Depois de 30 anos de Nova República, começa a cair por terra a fábula segundo a qual a Constituinte teria dado poder e autonomia às instituições de controle, estabelecendo um verdadeiro sistema de pesos e contrapesos. A evidência revela uma dinâmica bem menos rósea.

Chegou a hora de construirmos uma apreciação mais sofisticada e fiel aos fatos para explicar como chegamos até aqui. É apenas em posse desse diagnóstico que a sociedade brasileira poderá avançar na direção da reforma que, mais dia, menos dia, precisa acontecer.

O que aprendemos nos últimos tempos que antes não sabíamos?

Os constituintes de 1988 desenharam uma corte suprema que eles, políticos, pudessem influenciar.

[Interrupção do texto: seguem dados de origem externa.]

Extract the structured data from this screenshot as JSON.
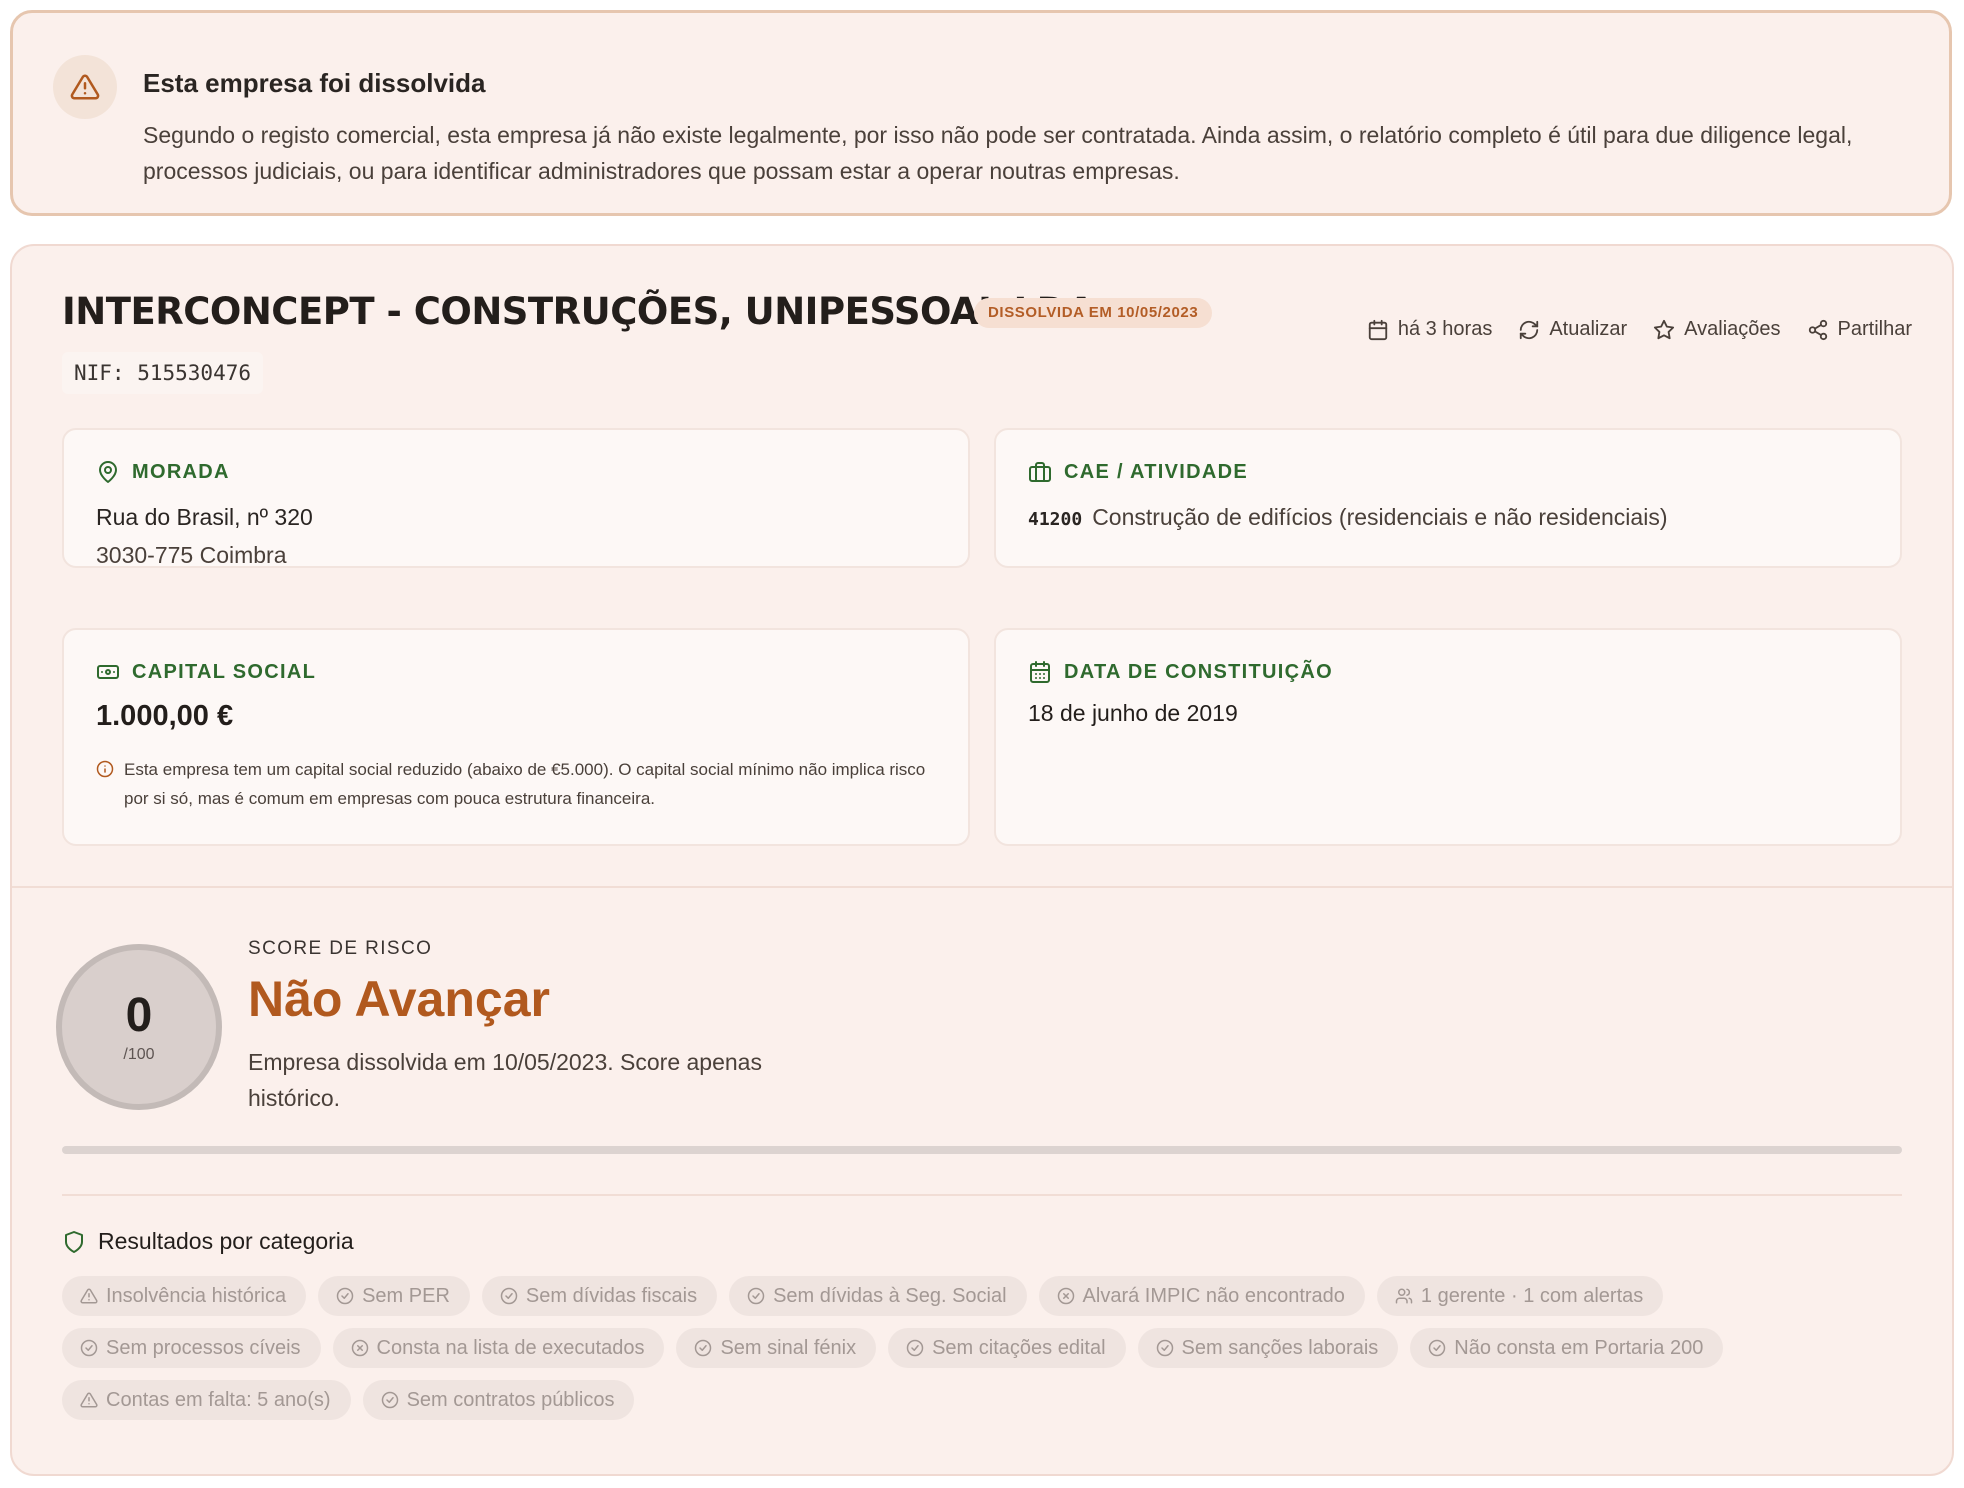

Por meio de mecanismos que hoje estão escancarados à vista de todos, sucessivos ministros da corte operaram e continuam operando como agentes da política partidária e representantes de grupos de interesse.

A relação entre o STF e os outros Poderes é pautada pela troca de favores e por proteção mútua. Quando as coisas vão bem, políticos eleitos geram oportunidades para que os ministros da corte consolidem suas respectivas redes de patronagem na estrutura burocrática da Justiça. Quando as coisas vão mal, a sangria é estancada com a anuência, o apoio ou a ativa intervenção do STF.

Nesse sistema, uma mão sempre lava a outra. Como a corte opera como uma central de distribuição de privilégios para grupos de interesse, os ministros atuam como líderes sindicais daquelas corporações das quais a classe política precisa para sobreviver. O espaço para controles efetivos é diminuto.

Além disso, as regras livram os ministros de qualquer tipo de "accountability", o processo pelo qual agentes públicos são responsabilizados por seus atos. Isso abre espaço para decisões monocráticas, para o uso de aeronaves da FAB fora das regras e para julgar em benefício de amigos ou de familiares. Abre espaço, ainda, para ministros que atuam como liderança do governo no plenário. O resultado são julgamentos politicamente orientados, que esgarçam a legitimidade da Justiça.

Esse jogo é um problema para a nossa democracia.

Matias Spektor

É doutor pela Universidade de Oxford e ensina relações internacionais na FGV.